Après une première rencontre en mai à Abu Dhabi, Fayez al-Sarraj, le chef du Gouvernement d’union nationale (GNA) reconnu par l’ONU et soutenu par la communauté internationale, et le maréchal Khalifa Haftar, chef de l’Armée nationale libyenne (ANL), se sont rencontrés ce mardi 25 juillet au château de La Celle Saint-Cloud, en région parisienne, en présence du président français Emmanuel Macron.
Cessez-le-feu
À l’issue de longues tractations menées par les délégations, l’initiative française a permis aux deux protagonistes de s’accorder sur une feuille de route visant à une stabilisation de la Libye.
Bien que la paix et la réconciliation nationale en Libye sont loin d’être actées, « une étape » a été franchie, estime une source diplomatique française.
Une déclaration commune en dix points, lue en arabe devant la presse à l’issue de cette réunion, a été agréée – et donc non signée – par les deux hommes forts du pays.
Fayez al-Sarraj et Khalifa Haftar se sont mis d’accord sur un cessez-le-feu et sur « la tenue d’élections présidentielles et parlementaires » dès que possible à compter du 25 juillet 2017, peut-on lire dans la déclaration finale. Aucune date ne figurant sur le document officiel, le président français a parlé d’un accord « pour aller sur un processus électoral qui se tiendra au printemps » 2018.
Haftar, acteur incontournable de circonstance
Si les accords de Skhirat, conclus sous l’égide de l’ONU en 2015, ont donné à al-Sarraj la légitimité politique, il peine toutefois à réunir les forces politiques derrière lui.
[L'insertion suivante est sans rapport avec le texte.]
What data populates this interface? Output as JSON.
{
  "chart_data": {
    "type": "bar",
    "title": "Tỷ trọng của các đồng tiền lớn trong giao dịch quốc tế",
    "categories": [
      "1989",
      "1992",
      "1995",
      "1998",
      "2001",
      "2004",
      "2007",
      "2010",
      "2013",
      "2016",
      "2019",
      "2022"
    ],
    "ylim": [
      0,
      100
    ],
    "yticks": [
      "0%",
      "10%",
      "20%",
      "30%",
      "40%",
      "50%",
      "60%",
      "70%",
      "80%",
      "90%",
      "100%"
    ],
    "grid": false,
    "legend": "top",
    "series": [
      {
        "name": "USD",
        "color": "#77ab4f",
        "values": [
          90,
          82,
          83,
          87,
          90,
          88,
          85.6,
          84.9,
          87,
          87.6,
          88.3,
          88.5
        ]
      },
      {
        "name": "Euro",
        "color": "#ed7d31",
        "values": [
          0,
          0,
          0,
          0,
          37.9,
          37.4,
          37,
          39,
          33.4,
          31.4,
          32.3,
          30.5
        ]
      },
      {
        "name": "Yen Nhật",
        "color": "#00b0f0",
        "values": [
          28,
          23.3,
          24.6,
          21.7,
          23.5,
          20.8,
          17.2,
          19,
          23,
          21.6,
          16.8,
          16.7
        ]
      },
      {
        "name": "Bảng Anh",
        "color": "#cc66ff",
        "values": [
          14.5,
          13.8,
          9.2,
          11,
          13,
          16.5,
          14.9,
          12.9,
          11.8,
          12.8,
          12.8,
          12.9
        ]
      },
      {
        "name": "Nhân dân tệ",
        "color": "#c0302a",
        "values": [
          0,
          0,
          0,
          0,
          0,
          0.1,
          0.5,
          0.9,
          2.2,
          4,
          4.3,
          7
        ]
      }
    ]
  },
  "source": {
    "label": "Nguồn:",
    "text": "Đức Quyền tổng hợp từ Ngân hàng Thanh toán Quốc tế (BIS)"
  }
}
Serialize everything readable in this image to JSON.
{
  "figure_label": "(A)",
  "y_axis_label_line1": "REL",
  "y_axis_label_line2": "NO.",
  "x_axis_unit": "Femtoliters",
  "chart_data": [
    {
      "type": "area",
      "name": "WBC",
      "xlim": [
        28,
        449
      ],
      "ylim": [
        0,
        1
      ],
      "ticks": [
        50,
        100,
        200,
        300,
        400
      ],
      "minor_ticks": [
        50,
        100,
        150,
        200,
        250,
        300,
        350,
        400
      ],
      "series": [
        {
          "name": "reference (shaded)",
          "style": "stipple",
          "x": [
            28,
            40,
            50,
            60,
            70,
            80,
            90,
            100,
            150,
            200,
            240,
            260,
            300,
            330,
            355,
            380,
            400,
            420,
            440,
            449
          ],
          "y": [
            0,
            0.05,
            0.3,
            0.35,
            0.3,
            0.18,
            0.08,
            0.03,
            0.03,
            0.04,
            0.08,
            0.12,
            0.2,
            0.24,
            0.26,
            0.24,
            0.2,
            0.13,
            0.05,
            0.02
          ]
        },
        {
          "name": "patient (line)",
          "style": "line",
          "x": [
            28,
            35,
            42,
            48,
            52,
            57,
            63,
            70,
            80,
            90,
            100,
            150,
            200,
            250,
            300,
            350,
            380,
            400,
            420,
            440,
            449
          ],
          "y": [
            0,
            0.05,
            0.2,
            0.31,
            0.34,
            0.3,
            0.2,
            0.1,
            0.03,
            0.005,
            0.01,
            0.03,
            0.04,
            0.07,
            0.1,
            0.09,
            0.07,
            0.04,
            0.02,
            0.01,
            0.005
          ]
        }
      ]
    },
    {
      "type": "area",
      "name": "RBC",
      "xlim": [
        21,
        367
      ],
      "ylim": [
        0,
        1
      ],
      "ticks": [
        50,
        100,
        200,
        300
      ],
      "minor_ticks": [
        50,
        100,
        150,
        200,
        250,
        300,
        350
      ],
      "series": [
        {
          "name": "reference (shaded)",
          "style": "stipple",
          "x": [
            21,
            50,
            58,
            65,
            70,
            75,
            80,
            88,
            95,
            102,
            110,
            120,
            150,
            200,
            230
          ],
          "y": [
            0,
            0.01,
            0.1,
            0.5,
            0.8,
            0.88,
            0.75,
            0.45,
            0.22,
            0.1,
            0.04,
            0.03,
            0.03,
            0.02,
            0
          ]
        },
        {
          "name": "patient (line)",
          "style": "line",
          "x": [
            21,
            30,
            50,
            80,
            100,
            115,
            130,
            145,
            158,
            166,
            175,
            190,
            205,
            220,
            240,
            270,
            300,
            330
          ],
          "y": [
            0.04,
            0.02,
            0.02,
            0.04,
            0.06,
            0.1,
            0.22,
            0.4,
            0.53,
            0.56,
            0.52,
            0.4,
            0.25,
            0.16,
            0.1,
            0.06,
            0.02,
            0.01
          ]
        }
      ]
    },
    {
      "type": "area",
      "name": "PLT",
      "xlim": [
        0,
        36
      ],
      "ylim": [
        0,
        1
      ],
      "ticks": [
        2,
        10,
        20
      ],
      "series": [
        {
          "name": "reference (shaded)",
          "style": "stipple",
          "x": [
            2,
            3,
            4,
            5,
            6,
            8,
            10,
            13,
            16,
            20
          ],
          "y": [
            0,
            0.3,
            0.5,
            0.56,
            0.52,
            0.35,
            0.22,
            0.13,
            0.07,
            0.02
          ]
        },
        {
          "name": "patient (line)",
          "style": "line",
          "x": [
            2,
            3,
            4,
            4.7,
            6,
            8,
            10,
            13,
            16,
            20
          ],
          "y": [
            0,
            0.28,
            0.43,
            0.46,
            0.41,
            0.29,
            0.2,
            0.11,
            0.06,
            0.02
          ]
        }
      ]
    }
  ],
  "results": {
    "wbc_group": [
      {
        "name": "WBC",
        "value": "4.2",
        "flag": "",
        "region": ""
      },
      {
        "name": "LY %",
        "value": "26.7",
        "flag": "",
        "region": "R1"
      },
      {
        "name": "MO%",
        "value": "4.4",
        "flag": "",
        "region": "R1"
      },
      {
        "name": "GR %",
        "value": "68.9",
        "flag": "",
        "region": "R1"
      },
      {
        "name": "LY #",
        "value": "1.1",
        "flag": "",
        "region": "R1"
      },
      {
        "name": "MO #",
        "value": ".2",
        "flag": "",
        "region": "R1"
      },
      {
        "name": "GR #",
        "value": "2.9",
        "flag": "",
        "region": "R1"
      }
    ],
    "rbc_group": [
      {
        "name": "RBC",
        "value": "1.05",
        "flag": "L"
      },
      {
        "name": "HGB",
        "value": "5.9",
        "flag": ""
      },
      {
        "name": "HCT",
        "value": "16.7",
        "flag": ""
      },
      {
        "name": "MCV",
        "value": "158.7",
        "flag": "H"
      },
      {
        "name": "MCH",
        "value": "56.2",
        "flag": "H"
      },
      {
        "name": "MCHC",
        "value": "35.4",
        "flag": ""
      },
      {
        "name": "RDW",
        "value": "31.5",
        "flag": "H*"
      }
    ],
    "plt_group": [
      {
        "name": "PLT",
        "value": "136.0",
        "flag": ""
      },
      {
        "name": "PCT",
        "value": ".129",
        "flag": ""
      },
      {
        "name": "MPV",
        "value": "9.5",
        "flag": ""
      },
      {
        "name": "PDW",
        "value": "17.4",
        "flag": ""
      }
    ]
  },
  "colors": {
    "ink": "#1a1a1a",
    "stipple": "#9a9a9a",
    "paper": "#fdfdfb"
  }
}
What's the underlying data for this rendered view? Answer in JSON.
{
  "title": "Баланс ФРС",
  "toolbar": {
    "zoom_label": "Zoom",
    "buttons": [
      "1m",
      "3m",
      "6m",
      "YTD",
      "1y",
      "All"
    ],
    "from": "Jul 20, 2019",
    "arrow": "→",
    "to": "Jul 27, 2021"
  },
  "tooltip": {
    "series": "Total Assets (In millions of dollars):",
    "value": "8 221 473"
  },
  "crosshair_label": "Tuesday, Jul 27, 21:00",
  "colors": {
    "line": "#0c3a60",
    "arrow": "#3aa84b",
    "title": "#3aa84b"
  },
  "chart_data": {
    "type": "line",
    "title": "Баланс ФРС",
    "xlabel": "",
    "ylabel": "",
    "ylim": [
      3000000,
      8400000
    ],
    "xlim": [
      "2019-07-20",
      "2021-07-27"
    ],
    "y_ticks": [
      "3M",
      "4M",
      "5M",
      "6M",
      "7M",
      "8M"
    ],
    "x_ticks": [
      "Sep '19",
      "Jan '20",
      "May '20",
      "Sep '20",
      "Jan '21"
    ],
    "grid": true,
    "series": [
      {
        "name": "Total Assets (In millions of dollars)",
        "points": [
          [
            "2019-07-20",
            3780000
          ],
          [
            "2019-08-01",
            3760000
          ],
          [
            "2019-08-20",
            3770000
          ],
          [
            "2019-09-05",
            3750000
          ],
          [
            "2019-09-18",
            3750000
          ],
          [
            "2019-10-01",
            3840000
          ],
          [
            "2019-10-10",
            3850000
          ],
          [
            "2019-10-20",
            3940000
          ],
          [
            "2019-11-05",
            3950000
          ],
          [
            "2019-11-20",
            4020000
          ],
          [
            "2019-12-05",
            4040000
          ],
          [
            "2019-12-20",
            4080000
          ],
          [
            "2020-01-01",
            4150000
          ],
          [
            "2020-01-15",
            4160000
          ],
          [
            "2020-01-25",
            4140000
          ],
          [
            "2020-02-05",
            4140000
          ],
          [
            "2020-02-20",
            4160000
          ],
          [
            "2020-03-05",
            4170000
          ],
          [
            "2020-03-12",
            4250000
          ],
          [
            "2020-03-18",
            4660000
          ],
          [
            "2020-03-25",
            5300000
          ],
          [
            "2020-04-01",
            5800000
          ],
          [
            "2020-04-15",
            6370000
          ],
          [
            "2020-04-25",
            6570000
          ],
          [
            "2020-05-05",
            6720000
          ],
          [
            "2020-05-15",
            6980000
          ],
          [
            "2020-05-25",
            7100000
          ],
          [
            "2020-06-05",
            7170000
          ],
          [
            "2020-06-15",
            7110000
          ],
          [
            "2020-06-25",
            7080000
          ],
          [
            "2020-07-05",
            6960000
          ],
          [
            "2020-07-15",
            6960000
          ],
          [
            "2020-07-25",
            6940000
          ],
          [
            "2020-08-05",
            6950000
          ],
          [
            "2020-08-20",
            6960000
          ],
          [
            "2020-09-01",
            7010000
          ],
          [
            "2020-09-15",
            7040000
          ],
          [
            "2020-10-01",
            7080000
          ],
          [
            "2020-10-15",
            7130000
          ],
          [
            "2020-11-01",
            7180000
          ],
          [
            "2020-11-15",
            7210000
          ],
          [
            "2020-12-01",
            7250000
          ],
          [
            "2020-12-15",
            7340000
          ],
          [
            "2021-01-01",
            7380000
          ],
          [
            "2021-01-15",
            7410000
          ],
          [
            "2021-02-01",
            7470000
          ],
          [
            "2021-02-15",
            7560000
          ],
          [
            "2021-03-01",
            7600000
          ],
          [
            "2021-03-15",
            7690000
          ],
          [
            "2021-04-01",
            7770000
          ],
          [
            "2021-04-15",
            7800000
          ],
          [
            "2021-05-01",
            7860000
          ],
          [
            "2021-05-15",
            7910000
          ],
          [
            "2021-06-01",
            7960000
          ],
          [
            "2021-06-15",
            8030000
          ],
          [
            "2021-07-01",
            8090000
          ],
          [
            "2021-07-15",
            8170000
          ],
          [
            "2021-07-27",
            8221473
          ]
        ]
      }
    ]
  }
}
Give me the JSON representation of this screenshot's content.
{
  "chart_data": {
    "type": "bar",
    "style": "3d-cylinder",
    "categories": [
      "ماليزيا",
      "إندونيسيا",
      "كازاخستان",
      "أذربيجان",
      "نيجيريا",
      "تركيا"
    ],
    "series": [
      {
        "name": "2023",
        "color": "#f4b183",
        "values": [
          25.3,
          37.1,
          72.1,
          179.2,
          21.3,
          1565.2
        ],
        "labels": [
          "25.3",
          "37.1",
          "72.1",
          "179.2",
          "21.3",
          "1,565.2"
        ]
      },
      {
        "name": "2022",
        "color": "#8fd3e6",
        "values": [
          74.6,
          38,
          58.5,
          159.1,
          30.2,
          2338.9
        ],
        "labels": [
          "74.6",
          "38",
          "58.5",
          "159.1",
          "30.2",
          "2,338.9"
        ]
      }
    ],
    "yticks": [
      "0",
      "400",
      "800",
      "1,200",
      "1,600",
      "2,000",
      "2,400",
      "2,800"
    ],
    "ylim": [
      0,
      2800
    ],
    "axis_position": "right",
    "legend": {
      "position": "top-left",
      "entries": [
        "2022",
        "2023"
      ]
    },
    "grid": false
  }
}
De plus, la montée en puissance militaire du maréchal Haftar (reprise de Benghazi début juillet notamment ou du Croissant pétrolier en 2016) le place désormais en position d’acteur incontournable dans la recherche d’une solution à la crise libyenne, et ce alors même qu’il était persona non grata il y a quelques mois seulement.
Cet « aggiornamento » est aussi la victoire du chef de la diplomatie française, présent cet après-midi au château de la Celle Saint-Cloud. Jean-Yves Le Drian, ministre de la Défense sous le précédent quinquennat, et désormais ministre des Affaires étrangères, a converti la diplomatie française à la cause de Haftar, déjà soutenu par l’Égypte, les Émirats arabes unis et la Russie.
Bruxelles l’a également reconnu comme un des interlocuteurs incontournables dans la recherche d’une solution politique à la crise libyenne. « On oublie parfois qu’il y a des Libyens en Libye. Il s’agit d’y créer un État stable, en trouvant un accord politique qui permette aux différents protagonistes, y compris au général Haftar, de partager la responsabilité du pouvoir », estime la chef de la diplomatie européenne, Federica Mogherini, dans une interview accordée au Monde le 17 juillet.
Bien que le chef de l’Armée nationale libyenne (ANL) fasse désormais partie du processus de réconciliation, ses troupes sont soupçonnées d’exactions sommaires. L’ONU a d’ailleurs demandé à Haftar de livrer son commandant des forces spéciales, Mahmoud Al-Warfalli.
À moins que la nécessité de travailler avec Haftar conduise à certains compromis. Le nouvel émissaire de l’ONU pour la Libye, Ghassan Salamé, était en effet présent ce mardi autour de la table.
Réconciliation nationale périlleuse
Cette avancée diplomatique va maintenant devoir se frotter à la réalité du terrain. « Nous nous engageons à un cessez-le-feu et à nous abstenir de tout recours à la force armée pour ce qui ne ressort pas strictement de la lutte antiterroriste » peut-on lire dans la déclaration commune.
L’accord de mardi est loin d’être une victoire. Les difficultés déjà énoncées par les observateurs de la région -depuis longtemps- demeurent. Le scénario d’une réunification de l’Ouest (la Tripolitaine) et de l’Est (la Cyrénaïque) implique nécessairement le renoncement d’un des deux camps, et donc un accès moindre aux seules ressources du pays, c’est à dire le pétrole.
La difficulté tient aussi au caractère très segmentaire de la Libye qui permet de mieux comprendre la scission territoriale actuelle entre l’Est et l’Ouest. Le pays compte une diversité de groupes (milices et tribus) intégrés ou non à ces deux camps, compliquant ainsi la possibilité de trouver une solution politique. Les milices de Misrata sont par exemple formellement opposées à Haftar.